Żadna szczepionka nie uchroni naszych zwierząt przed wszystkimi przenoszonymi przez nie chorobami.
Dla większości właścicieli zwierząt nadejście wiosny równoznaczne jest z nadejściem zagrożenia ze strony wygłodniałych kleszczy. Tegoroczna zima była wyjątkowo łagodna – z zakamarków już teraz wychodzą spragnione posiłku kleszcze. Można je spotkać nie tylko na obrzeżach lasów, ale również w parkach czy na skwerach. Samo ugryzienie przez pijącego kleszcza nie jest najgorszym, co może się stać. O wiele groźniejsze są przenoszone przez nie choroby, które grożą śmiercią lub trwałą utratą zdrowia.
Kleszcz to pajęczak niewybredny – nie pogardzi ani naszą krwią, ani też krwią naszego zwierzaka. W przypadku zwierząt mamy do dyspozycji całą paletę preparatów zabijających te stworzenia – niestety brakuje ich w przypadku ludzi. Jednakże na rynku dostępne są również środki odstraszające te pajęczaki – z nich mogą skorzystać zarówno ludzie jak i zwierzęta.
Co do niebezpieczeństw ugryzienia przez kleszcza… Na wstępie warto powiedzieć, że żadna szczepionka nie uchroni naszych zwierząt przed wszystkimi przenoszonymi przez nie chorobami. Łatwiej (i lepiej) jest zabezpieczać zwierzęta przed ugryzieniem. Dla przykładu środek Advantix (Bayer) w formie kropli (do podawania na skórę dla psów) skutecznie odstrasza i zabija nieprzyjemne pajęczaki, które – aby umrzeć – nie muszą napić się krwi psa – wystarczy sama styczność z jego, potraktowaną Advantixem skórą.
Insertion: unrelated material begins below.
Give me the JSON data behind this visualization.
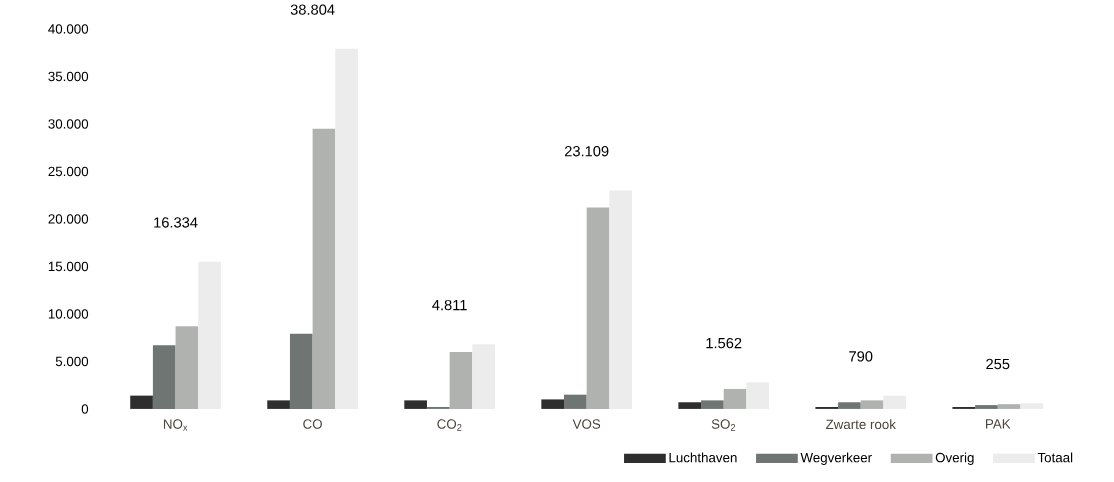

Nieco inaczej działają preparaty oparte na fipronilu. W tym przypadku kleszcz musi ugryźć zwierzę, aby środek zadziałał i zabił pasożyta, a to wiąże się z ryzykiem przeniesienia chorób odkleszczowych. Dlatego lepiej użyć preparatu kroplowego, jednakże warto w tym miejscu zaznaczyć, że nie wystarczy zrobić tego jednorazowo. Aby czworonóg miał na stale zapewnioną opiekę należy stosować środek przynajmniej raz w miesiącu.
W Polsce średnio w roku stosujemy 1,3 pipety przeciw kleszczom. Inaczej sytuacja przedstawia się w Europie Zachodniej, gdzie stosuje się rocznie aż 3 pipety. Jednakże i to za mało, aby zapewnić naszym czworonogm należytą ochronę przed kleszczami… Preparatu należy kupić tyle, aby móc chronić zwierzaka przez cały sezon. Warto również zaznaczać w kalendarzu dni "odkleszczania", aby mieć pewność, że nie zapomnimy o kolejnym zabiegu.
Kleszcze można napotkać przede wszystkim w lasach, na pastwiskach, łąkach oraz w parkach i na trawnikach, które są ich naturalnymi siedliskami. Ich występowanie i aktywność są w dużej mierze zależne od warunków klimatycznych. Największą aktywność kleszczy notuje się wczesną wiosna i wczesną jesienią, ale – co ważne – mogą one być aktywne przez cały rok, jeśli tylko temperatura przekracza 4oC.